The lawsuit could be over before the legal fight begins, though, as OTB President Michael Kane said Monday the betting outfit – owned by Buffalo, Rochester and 15 counties throughout Western New York – is rebidding it for a considerably smaller surveillance project.

Kane said the new contract is being done as a result of regulators at the state Gaming Commission reducing some of the redundant surveillance requirements at its facilities, which includes a harness racetrack in Batavia and OTB parlors scattered throughout the region. He said the new contract will be about 25 percent smaller than the one subject to the lawsuit and will end up being a savings for taxpayers.

Kane defended the denial of the U&S Services bid, saying outside consultants felt the company’s bid did not meet contract specifications.
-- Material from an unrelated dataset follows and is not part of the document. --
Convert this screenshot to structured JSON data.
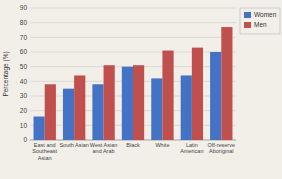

“It wasn’t written for anyone,’’ he said of the contract bidding process. “We think unquestionably that we vetted the bids professionally and appropriately,’’ he said.
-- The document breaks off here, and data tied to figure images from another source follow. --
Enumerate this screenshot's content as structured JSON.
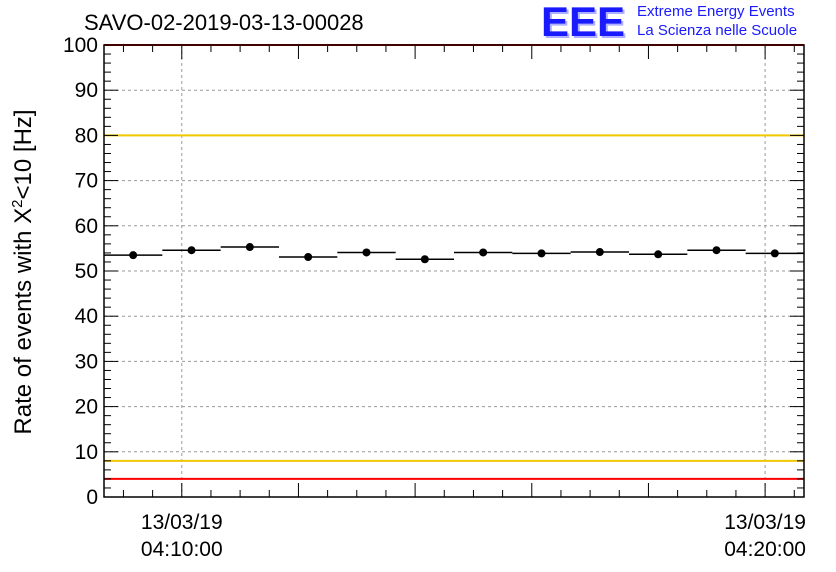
{
  "title": "SAVO-02-2019-03-13-00028",
  "logo": {
    "letters": "EEE",
    "line1": "Extreme Energy Events",
    "line2": "La Scienza nelle Scuole"
  },
  "colors": {
    "red_limit": "#ff0000",
    "yellow_limit": "#f0c800",
    "grid": "#9a9a9a",
    "points": "#000000",
    "logo": "#1a1aff"
  },
  "chart_data": {
    "type": "scatter",
    "title": "SAVO-02-2019-03-13-00028",
    "ylabel_prefix": "Rate of events with X",
    "ylabel_sup": "2",
    "ylabel_suffix": "<10 [Hz]",
    "ylim": [
      0,
      100
    ],
    "yticks": [
      0,
      10,
      20,
      30,
      40,
      50,
      60,
      70,
      80,
      90,
      100
    ],
    "xlim": [
      "2019-03-13T04:08:40",
      "2019-03-13T04:20:40"
    ],
    "xticks": [
      {
        "x": "2019-03-13T04:10:00",
        "line1": "13/03/19",
        "line2": "04:10:00"
      },
      {
        "x": "2019-03-13T04:20:00",
        "line1": "13/03/19",
        "line2": "04:20:00"
      }
    ],
    "grid": true,
    "horizontal_lines": [
      {
        "y": 100,
        "color": "#ff0000"
      },
      {
        "y": 80,
        "color": "#f0c800"
      },
      {
        "y": 8,
        "color": "#f0c800"
      },
      {
        "y": 4,
        "color": "#ff0000"
      }
    ],
    "series": [
      {
        "points": [
          {
            "x": "2019-03-13T04:09:10",
            "y": 53.5
          },
          {
            "x": "2019-03-13T04:10:10",
            "y": 54.6
          },
          {
            "x": "2019-03-13T04:11:10",
            "y": 55.3
          },
          {
            "x": "2019-03-13T04:12:10",
            "y": 53.1
          },
          {
            "x": "2019-03-13T04:13:10",
            "y": 54.1
          },
          {
            "x": "2019-03-13T04:14:10",
            "y": 52.6
          },
          {
            "x": "2019-03-13T04:15:10",
            "y": 54.1
          },
          {
            "x": "2019-03-13T04:16:10",
            "y": 53.9
          },
          {
            "x": "2019-03-13T04:17:10",
            "y": 54.2
          },
          {
            "x": "2019-03-13T04:18:10",
            "y": 53.7
          },
          {
            "x": "2019-03-13T04:19:10",
            "y": 54.6
          },
          {
            "x": "2019-03-13T04:20:10",
            "y": 53.9
          }
        ],
        "bin_seconds": 60
      }
    ]
  }
}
IK Systems is based in Victor; its president is Andrew Chapman, a former Lockport Republican alderman.

In its legal filing, U&S Services said the OTB required a certain brand name product for one piece of the project that only IK Systems used as part of its offer. But U&S Services said it subsequently had been assured that use of alternative security products would not prevent a company from winning the bid. U&S Services said its confidential requests for information were shared by the OTB with its bid competitor. They were the only two companies bidding on the contract.

In its legal papers, it accused the OTB of letting IK Systems play “a significant role in formulating the flat bid specifications’’ used in the process. The “flat bid” component required a specific brand name product be used by bidding parties for the surveillance contract, which included cameras and recording devices.

U&S Services, which has had a heating and air conditioning contract with OTB for the past decade, noted that IK Systems has since stopped using the brand name surveillance product in question.

IK Systems and a lawyer for U&S Services did not return calls for comment on Monday.